После ужина, простого и сытного — горшок каши, жареное или тушеное мясо, козье молоко, сыр, отправлялись на лужайку недалеко от дома, усаживались на бревнышки. Усов курил трубку, Кременцов и Кира наслаждались зрелищем заката, впитывали в себя свежую одурь подступающего вечера, почти уже засыпая, блаженно потягиваясь. Дни весны, как по заказу, стояли ясные, меланхоличные, а ближе к вечеру с гор спускались игривые ветерки, копошились, повизгивая, в кустарниках, дотрагивались до разгоряченных лбов прохладными, невесомыми ладонями. Все, что охватывал взгляд в мрачнеющем, готовящемся к ночи мире, было неописуемо прекрасно. Казалось в такие минуты, что, если лечь и приникнуть к земле внимательным ухом, то обязательно услышишь биение ее живого сердца.

— Мы здесь совсем как на необитаемом острове, — сказала как-то Кира. — В самом деле, Данила Степанович, объясните, почему мы никого не видим? Где дружелюбное местное население? Сюда вообще-то ступала нога человека, кроме вашей? Мы в Грузии или на Земле Санникова?
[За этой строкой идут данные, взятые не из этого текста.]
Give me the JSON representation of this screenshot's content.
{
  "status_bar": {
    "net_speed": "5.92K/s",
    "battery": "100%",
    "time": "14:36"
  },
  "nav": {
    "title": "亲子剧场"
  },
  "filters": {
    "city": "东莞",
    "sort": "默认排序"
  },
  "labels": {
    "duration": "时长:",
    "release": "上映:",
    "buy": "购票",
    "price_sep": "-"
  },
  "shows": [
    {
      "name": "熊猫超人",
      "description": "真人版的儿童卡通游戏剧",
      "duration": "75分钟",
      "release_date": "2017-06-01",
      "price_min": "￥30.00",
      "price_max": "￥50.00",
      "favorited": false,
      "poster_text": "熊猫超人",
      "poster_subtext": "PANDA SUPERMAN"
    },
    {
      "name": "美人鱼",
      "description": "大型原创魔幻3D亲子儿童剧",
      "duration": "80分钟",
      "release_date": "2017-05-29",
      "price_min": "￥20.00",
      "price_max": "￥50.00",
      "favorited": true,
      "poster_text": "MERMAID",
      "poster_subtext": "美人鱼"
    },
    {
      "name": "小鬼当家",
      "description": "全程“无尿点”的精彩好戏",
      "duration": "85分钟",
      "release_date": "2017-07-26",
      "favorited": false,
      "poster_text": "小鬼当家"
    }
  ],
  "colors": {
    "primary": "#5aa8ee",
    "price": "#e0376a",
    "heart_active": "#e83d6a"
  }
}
— Да нет, люди есть. Неподалеку три селения, вот там и в той стороне. Но здесь же питомник. В некотором смысле запретная зона. Летом наезжают всякие экспедиции. В основном летом. Но бывают и зимой. Недели три, как последние гости уехали. Вам уже скучно, Кира, без общества?

— О нет! Вы смеетесь надо мной? Я вижу, вижу, как вы иногда на меня поглядываете. Вы правы, я действительно городская фифочка, придурочное дитя асфальта. Но это все в прошлом. Честное слово, если бы можно было, я бы уже никогда отсюда не уехала. Я здесь счастлива. Это правда. Я нигде так не была счастлива, как здесь. Впрочем, что гадать, все равно вы скоро меня прогоните, не правда ли?

Она не дождалась ответа. Кременцов взял ее руку в свою и легонько погладил.

— Ваш друг обязательно меня прогонит, уж я понимаю, — грустно сказала Кира. — Я правильно понимаю, Данила Степанович?.. Молчите? Не обижайтесь на меня, я ведь так стараюсь вам понравиться, чтобы подольше здесь задержаться. Но я мешаю вашему олимпийскому одиночеству, вот в чем дело. Я как те экспедиции, которые вы, наверное, терпеть не можете. Как жаль, что я не мужчина и не старик.

Усов попыхтел трубкой, ответил негромко:

— Успокойтесь, любезная девушка, вы не правы. Одиночеству помешать нельзя, да и не нужно оно человеку. Если человек ищет того одиночества, о котором вы говорите, он уже и не человек вовсе, отголосок. Иногда душа стареет в детстве, а иногда остается молодой до смертного часа, как у нас с Тимой. Верно, Тима?

— Ого-го! — отозвался Кременцов.

Пес Тубик, разбуженный, вскочил и тявкнул в темноту.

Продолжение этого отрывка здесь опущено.